One weakness that seems to have plagued Microsoft for many years is poor communication. This is not only true of my perception of their marketing in comparison to that of Apple and Samsung. I think it is also true in how they communicate or fail to communicate to their current and potential fans.
I’ve heard the concerns of Microsoft’s core supports and share some of them myself. Some of these can be addressed by providing information that someone less plugged into the pulse of the industry may have missed. Other concerns are best or only addressed satisfactorily by Microsoft. Would Nadella candidly meeting users where they are, with a direct address to the status and challenges of the “best on Windows” strategy, be helpful?
Is there a middle ground that can be bridged for fans who have championed the platform amid plunging market share, app exoduses and a deluge of negative press that has declared the death of their beloved platform? Admittedly, as they have waited for the manifestation of the “best on Windows” experience, encouraging progress has been made toward ambitious goals such as Nadella’s 2014 vision of an all-encompassing cloud-based platform:
Microsoft has a unique ability to harmonize the world’s devices, apps, docs, data and social networks in digital work and life experiences so that people are at the center and are empowered to do more and achieve more with what is becoming an increasingly scarce commodity – time!
Though by no means complete, Microsoft’s platform approach strategy has seen celebrated success in the cloud and its cross-platform endeavors. That said, I am confident that Microsoft is forging forward with a “best on Windows” strategy. I understand as many fans do, the complexity and challenges involved in the process.
The platform, though obviously moving forward has a perception problem.
Still, Windows phone is losing support from fans. Developer support of the UWP is underwhelming. The goal for one billion Windows 10 installs has been pushed out to some undetermined point.
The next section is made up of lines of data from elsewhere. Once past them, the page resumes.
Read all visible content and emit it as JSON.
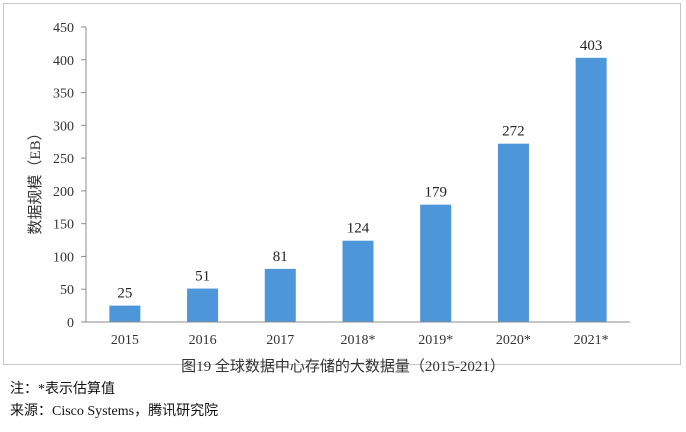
{
  "chart_data": {
    "type": "bar",
    "categories": [
      "2015",
      "2016",
      "2017",
      "2018*",
      "2019*",
      "2020*",
      "2021*"
    ],
    "values": [
      25,
      51,
      81,
      124,
      179,
      272,
      403
    ],
    "data_labels": [
      "25",
      "51",
      "81",
      "124",
      "179",
      "272",
      "403"
    ],
    "ylabel": "数据规模（EB）",
    "ylim": [
      0,
      450
    ],
    "yticks": [
      "0",
      "50",
      "100",
      "150",
      "200",
      "250",
      "300",
      "350",
      "400",
      "450"
    ],
    "bar_color": "#4d96d9",
    "grid": false
  },
  "caption": "图19   全球数据中心存储的大数据量（2015-2021）",
  "notes": {
    "note1": "注：*表示估算值",
    "note2": "来源：Cisco Systems，腾讯研究院"
  }
}
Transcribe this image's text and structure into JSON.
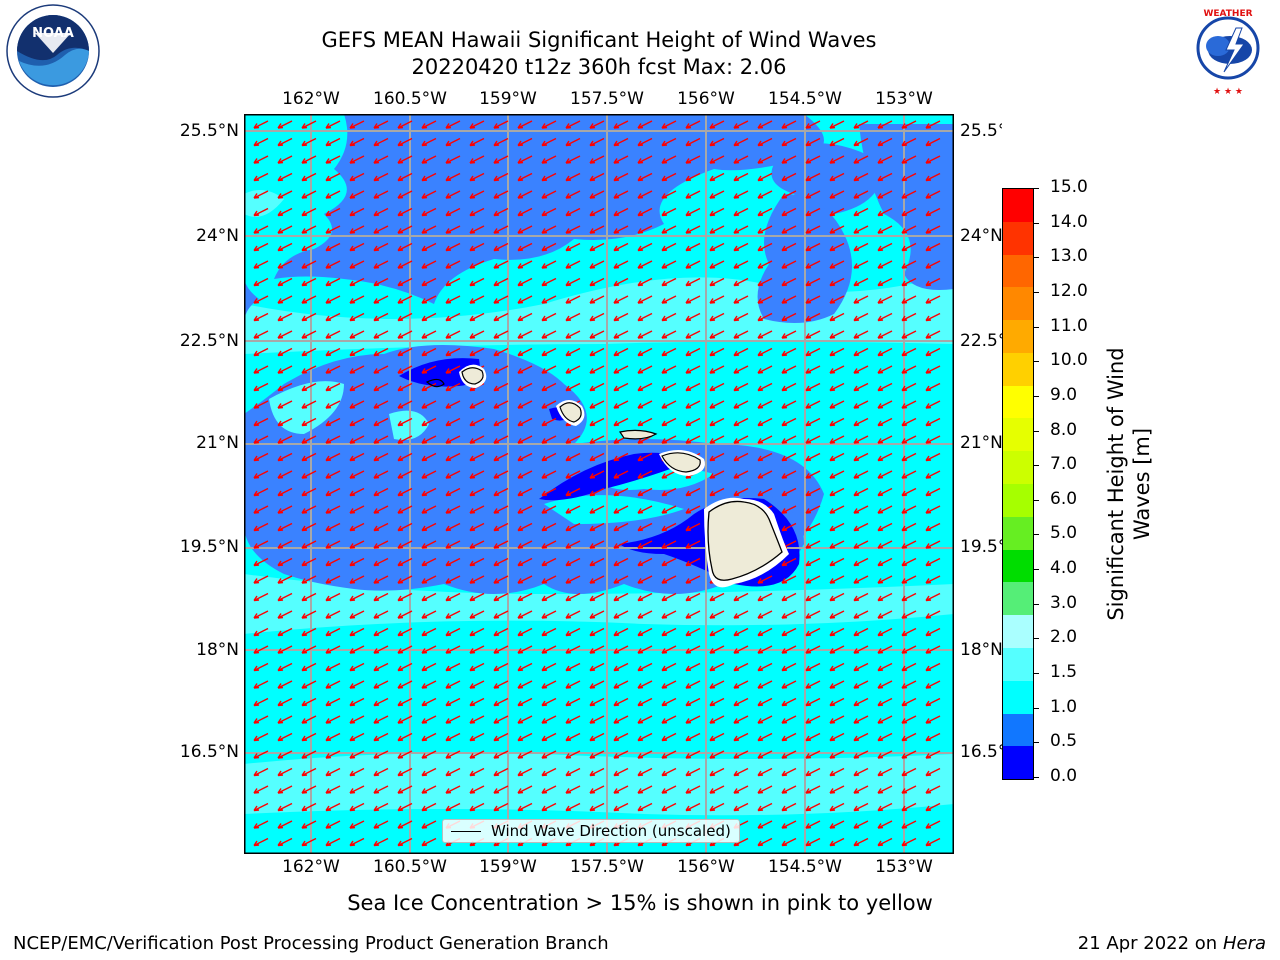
{
  "title": {
    "line1": "GEFS MEAN Hawaii Significant Height of Wind Waves",
    "line2": "20220420 t12z 360h fcst   Max: 2.06"
  },
  "logos": {
    "left": {
      "icon": "noaa-logo",
      "text": "NOAA"
    },
    "right": {
      "icon": "national-weather-service-logo",
      "text": "NATIONAL WEATHER SERVICE"
    }
  },
  "lon_ticks": [
    "162°W",
    "160.5°W",
    "159°W",
    "157.5°W",
    "156°W",
    "154.5°W",
    "153°W"
  ],
  "lat_ticks": [
    "25.5°N",
    "24°N",
    "22.5°N",
    "21°N",
    "19.5°N",
    "18°N",
    "16.5°N"
  ],
  "legend": {
    "label": "Wind Wave Direction (unscaled)"
  },
  "colorbar": {
    "title_line1": "Significant Height of Wind",
    "title_line2": "Waves [m]",
    "ticks": [
      "15.0",
      "14.0",
      "13.0",
      "12.0",
      "11.0",
      "10.0",
      "9.0",
      "8.0",
      "7.0",
      "6.0",
      "5.0",
      "4.0",
      "3.0",
      "2.0",
      "1.5",
      "1.0",
      "0.5",
      "0.0"
    ],
    "colors": [
      "#ff0000",
      "#ff3300",
      "#ff6600",
      "#ff8800",
      "#ffaa00",
      "#ffd000",
      "#ffff00",
      "#e6ff00",
      "#ccff00",
      "#a6ff00",
      "#66ee22",
      "#00dd00",
      "#55ee77",
      "#aaffff",
      "#55ffff",
      "#00ffff",
      "#1177ff",
      "#0000ff"
    ]
  },
  "subcaption": "Sea Ice Concentration > 15% is shown in pink to yellow",
  "footer": {
    "left": "NCEP/EMC/Verification Post Processing Product Generation Branch",
    "right_date": "21 Apr 2022 on ",
    "right_host": "Hera"
  },
  "map_colors": {
    "light": "#55ffff",
    "cyan": "#00ffff",
    "mid": "#3a82ff",
    "dark": "#0000ff",
    "land": "#eeebd8",
    "arrow": "#ff0000",
    "grid": "#a8a8a8"
  }
}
Apps are leaving the platform seemingly as fast as they roll in. And many users perceive that Microsoft has a greater interest in rival platforms than their own. The platform, though obviously moving forward in many respects, has a perception problem.
Moreover many mobile consumers who enjoy Microsoft apps on iOS and Android are woefully unaware that “best on Windows” is even a goal.
We are perhaps at a critical junction in Microsoft’s history where their unprecedented ambition and goals, unique challenges and obvious progress requires something equally unprecedented, ambitious and unique. Perhaps a “State of the Ecosystem” address that speaks directly to the “best on Windows goals,” challenges and progress is in order. Can Microsoft meet current and potential fans in the middle with a bold, candid and clear message?
Microsoft cannot continue “communication” as usual.
The UWP, Microsoft’s cross-platform pursuits and the best on Windows experience require a cohesive message to retain the industry’s confidence as Microsoft’s unique strategy endures unique and growing challenges. That confidence, though present for some OEMs, fans and developers, is waning for others. Redmond, in my opinion, cannot continue “communication” as usual.
I wonder if Satya Nadella, outside of the context of a scheduled conference or keynote speech, is open to such a unique, and in my opinion, needful address. Given the ecosystem’s perception problem, I sincerely hope that he is.